UK press doubts repetition of D-Day bravery

7th June 2004, Comments 0 comments

LONDON, June 7 (AFP) - Following the D-Day ceremonies for the soldiers who unflinchingly went into battle to liberate Europe from the Nazis 60 years ago, Britain's newspapers wondered on Monday if today's generation of young Europeans would be ready to make the same heroic sacrifice.

LONDON, June 7 (AFP) - Following the D-Day ceremonies for the soldiers who unflinchingly went into battle to liberate Europe from the Nazis 60 years ago, Britain's newspapers wondered on Monday if today's generation of young Europeans would be ready to make the same heroic sacrifice.

"It is an open question whether the present generation that now takes peace in Europe virtually for granted and which is groomed to expect wars without casualties, could ever again be motivated in the same way as the soldiers of the second world war," said the left-leaning Guardian.

The daily reminded its readers that 4,500 soldiers were killed on the first day of the Normandy landings and that the Soviet union, whose astonishing resistance in the East fatally weakened the German war machine, lost 20 million men.

The popular tabloid newspaper The Sun said that 200,000 soldiers died in the weeks following D-Day and asked: "Would we have the guts and discipline to jeopardise our comfortable lives in the cause of a just conflict?"

Comparing today's fight against global terrorism to the struggle against Nazism, the paper, which is owned by US media magnate Rupert Murdoch, told its readers: "Whatever your doubts about Iraq, we need the United States now as much today as we did on June 6, 1944."

"Senior government, military and intelligence figures fear Islamic fanatics will eventually oust the Saudi royal family. That would hand Osama Bin Laden with a third of the world's oil and two of the most important Islamic cities, Mecca and Medina," the paper said in an editorial.

"Al-Qaeda could cripple the global economy and trigger coups elsewhere in the Islamic world - like Pakistan, which has the nuclear bomb," said The Sun, Britain's biggest selling daily.

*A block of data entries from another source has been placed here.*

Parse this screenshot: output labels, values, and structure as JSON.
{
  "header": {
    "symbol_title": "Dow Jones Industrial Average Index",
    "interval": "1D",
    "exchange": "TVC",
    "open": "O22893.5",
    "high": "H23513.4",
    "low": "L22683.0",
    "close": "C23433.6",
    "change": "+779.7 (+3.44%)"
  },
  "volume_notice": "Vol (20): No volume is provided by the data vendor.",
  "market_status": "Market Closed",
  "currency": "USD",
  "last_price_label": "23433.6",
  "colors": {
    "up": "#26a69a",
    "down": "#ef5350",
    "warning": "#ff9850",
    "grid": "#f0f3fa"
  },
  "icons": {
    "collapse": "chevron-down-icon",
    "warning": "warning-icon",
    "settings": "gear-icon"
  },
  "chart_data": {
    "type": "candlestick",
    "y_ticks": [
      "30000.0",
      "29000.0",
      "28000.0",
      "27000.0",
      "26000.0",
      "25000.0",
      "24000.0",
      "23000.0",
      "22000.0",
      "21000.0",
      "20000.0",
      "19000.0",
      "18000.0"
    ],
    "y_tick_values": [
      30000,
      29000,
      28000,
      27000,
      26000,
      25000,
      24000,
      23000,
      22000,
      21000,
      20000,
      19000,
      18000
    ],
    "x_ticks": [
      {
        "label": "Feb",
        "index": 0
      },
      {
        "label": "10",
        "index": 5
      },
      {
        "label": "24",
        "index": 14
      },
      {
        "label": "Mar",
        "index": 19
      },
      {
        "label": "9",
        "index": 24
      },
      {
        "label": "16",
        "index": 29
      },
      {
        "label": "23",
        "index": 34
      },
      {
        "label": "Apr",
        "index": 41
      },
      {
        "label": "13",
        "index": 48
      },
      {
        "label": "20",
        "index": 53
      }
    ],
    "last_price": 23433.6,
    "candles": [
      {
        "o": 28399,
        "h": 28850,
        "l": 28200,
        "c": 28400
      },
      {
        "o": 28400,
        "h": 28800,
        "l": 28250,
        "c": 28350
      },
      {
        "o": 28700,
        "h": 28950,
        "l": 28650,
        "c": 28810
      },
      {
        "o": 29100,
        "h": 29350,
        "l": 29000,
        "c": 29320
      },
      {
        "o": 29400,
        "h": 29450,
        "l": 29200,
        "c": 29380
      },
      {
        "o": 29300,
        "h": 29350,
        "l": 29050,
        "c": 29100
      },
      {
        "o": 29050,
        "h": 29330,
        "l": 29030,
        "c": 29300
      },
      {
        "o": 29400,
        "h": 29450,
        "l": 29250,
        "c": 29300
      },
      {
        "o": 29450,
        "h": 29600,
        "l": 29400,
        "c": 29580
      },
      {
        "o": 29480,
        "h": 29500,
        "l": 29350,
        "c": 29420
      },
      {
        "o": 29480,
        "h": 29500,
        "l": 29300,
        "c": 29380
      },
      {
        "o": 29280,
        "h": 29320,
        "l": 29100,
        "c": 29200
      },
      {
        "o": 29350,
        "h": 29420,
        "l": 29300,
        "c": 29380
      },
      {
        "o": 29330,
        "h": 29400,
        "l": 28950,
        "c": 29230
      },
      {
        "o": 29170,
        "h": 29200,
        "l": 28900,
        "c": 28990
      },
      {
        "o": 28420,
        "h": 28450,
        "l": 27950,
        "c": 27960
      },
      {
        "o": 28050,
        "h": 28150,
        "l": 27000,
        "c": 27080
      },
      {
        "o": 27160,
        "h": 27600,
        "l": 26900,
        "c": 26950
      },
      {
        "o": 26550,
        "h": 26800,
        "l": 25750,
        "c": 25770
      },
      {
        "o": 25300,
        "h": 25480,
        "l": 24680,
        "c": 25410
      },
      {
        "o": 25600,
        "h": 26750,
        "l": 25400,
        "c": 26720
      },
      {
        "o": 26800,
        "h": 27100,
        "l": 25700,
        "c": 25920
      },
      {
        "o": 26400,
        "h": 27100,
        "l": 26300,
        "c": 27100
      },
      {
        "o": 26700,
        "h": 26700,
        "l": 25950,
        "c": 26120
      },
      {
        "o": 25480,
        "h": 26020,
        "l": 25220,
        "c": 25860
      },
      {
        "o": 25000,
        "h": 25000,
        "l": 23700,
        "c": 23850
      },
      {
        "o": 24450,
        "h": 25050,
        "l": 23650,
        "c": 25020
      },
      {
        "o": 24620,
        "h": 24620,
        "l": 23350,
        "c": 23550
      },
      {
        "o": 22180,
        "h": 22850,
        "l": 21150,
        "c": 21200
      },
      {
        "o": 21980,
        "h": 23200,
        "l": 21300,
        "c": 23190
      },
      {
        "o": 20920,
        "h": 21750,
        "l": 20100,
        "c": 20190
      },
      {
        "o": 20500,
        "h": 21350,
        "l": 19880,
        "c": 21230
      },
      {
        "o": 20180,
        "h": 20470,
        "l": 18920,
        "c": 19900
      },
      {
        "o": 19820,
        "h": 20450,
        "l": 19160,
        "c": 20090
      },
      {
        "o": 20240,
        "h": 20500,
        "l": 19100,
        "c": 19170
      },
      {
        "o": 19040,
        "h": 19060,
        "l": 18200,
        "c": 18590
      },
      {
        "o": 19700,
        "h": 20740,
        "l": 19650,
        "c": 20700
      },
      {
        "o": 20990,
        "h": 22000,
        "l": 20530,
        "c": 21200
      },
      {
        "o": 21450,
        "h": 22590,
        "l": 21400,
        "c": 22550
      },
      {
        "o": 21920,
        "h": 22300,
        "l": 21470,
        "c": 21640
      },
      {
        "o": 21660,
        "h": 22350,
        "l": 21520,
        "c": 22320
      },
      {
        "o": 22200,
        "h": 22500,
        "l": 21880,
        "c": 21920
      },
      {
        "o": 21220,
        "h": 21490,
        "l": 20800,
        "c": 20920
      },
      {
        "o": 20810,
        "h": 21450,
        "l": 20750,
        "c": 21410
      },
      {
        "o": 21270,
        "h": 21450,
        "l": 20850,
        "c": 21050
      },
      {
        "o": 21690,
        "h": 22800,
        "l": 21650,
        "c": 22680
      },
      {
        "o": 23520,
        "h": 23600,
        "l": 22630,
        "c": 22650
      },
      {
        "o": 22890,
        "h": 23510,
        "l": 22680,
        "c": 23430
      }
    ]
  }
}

"In such circumstances, who would you turn to for help - America or the EU?
The EU has been useless in the face of any military challenge. It is, and hopefully always will be America we can turn to the next time a tyrant threatens world peace," the paper said.

The Guardian called in its editorial for the British to turn the page on World War II.

"Of all the people of Europe, the British have been the slowest to seek closure with the events of 1939-45. Our reluctance to put the war behind us is legendary," it said.

By accepting French President Jacques Chirac's invitation to take part in the commemorations, German Chancellor Gerhard Schroeder drew "a symbolic line in the sand of great importance."

"It is now time for all the people of Britain, while never forgetting, to put the war and its seemingly perpetual baggage behind them too," the paper said.